Tour Historic Massachusetts
Mass. / Middlesex Co. / Watertown /

    Tour Watertown Massachusetts

    Watertown is a town in Middlesex County, Massachusetts, United States, founded by English settlers in 1630, most of whom were part of the famous fleet of Gov Winthrop.

    Watertown Founders Monument

    Near Watertown Square on the north bank of the Charles stands today a handsome Founders’ Monument, featuring a life-size statue of Saltonstall. In fact, the town was first referred to a Saltonstall Plantation. A list and details about all 116 town founders can be found here.

    In 1632 the residents of Watertown protested against being compelled to pay a tax for the erection of a stockade fort at Cambridge; this was the first protest in America against taxation without representation and led to the establishment of representative democracy in the colony.

    Revolutionary War Years

    Watertown was place of much excitement during the early part of the American Revolutionary War period. In 1773, many of its citizens were engaged in another tax protest, this time the British Tea Tax and the resulting Boston Tea Party rebellion.

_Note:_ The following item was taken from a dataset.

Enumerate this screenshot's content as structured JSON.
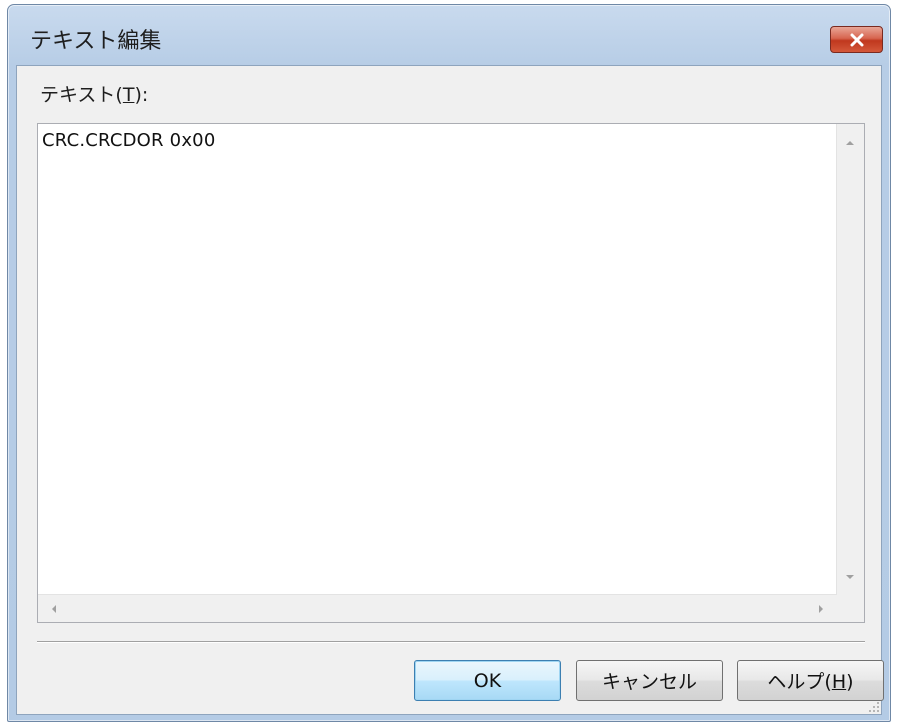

    In April 1775, some 134 Watertown minutemen responded to the alarm from Lexington to turn back the British attempt to sieze colonial munitions. Many of these same men, plus many more were then part of the first battle line formed in the resulting siege of Boston.

    The first postrider, to carry the news on the results of the British attack was Israel Bissel who rode all the way to Connecticut, New York and Philadelphia with the cry for assistance for Massachusetts.

    At about this same time, the Massachusetts Provincial Assembly moved into the Edmund Fowle House (pictued right) in order to continue legislating important colonial affairs and organizing the resistance to the British Imperial Forces. This house was the place of signing of the America's first ever treaty with a foreign power, the Treaty of Watertown, July 19, 1776, just days after declaring independence.

    Historic Sites

  • Armenian Library and Museum of America at 65 Main Street in the former Coolidge Bank building
  • Hairenik Association at 80 Bigelow Avenue
  • Perkins Braille and Talking Book Library, on the campus of the Perkins School for the Blind
  • Watertown Free Public Library[28] at 123 Main Street, in a newly renovated and expanded building
  • New Repertory Theatre is the resident professional theatre company at the Arsenal Center for the Arts, 321 Arsenal Street
  • The Plumbing Museum, located at 80 Rosedale Road in a former ice house next to the J.C. Cannistraro corporate offices
  • The Edmund Fowle House (1772) and Museum, at 28 Marshall St., the second oldest surviving house in Watertown (after the Browne House)
  • The Abraham Browne House (built circa 1694-1701) is a colonial house located at 562 Main Street. It is now a nonprofit museum operated by Historic New England and open to the public two afternoons a year.
  • Gore Place is an early 19th century historic house museum and National Historic Landmark in Waltham, Massachusetts, with 31.6 acres of the 45-acre estate located in Watertown.
  • The Watertown Arsenal was a major American arsenal located on the northern shore of the Charles River in Watertown. Its site is now registered on the ASCE's List of Historic Civil Engineering Landmarks and on the U.S. National Register of Historic Places.
  • Watertown Founders Monument - commemorates town's founding in 1630 and 116 early prominent settlers.
  • Ridgelawn Cemetery is located on Highland Avenue
  • Arlington St Cemetery ( Old Burial Ground ) is located at Mt. Auburn St at Arlington St, and Grove St - 482 early internments.
  • Common Street Cemetery is located at Mt. Auburn St and Common St
  • Mount Auburn Cemetery, founded in 1831, consists of 151.1 acres of well manicured grounds with numerous species of both indigenous and exotic tree and shrub species. It is Watertown’s largest contiguous open space and extends into Cambridge to the east. Parking is available for visitors.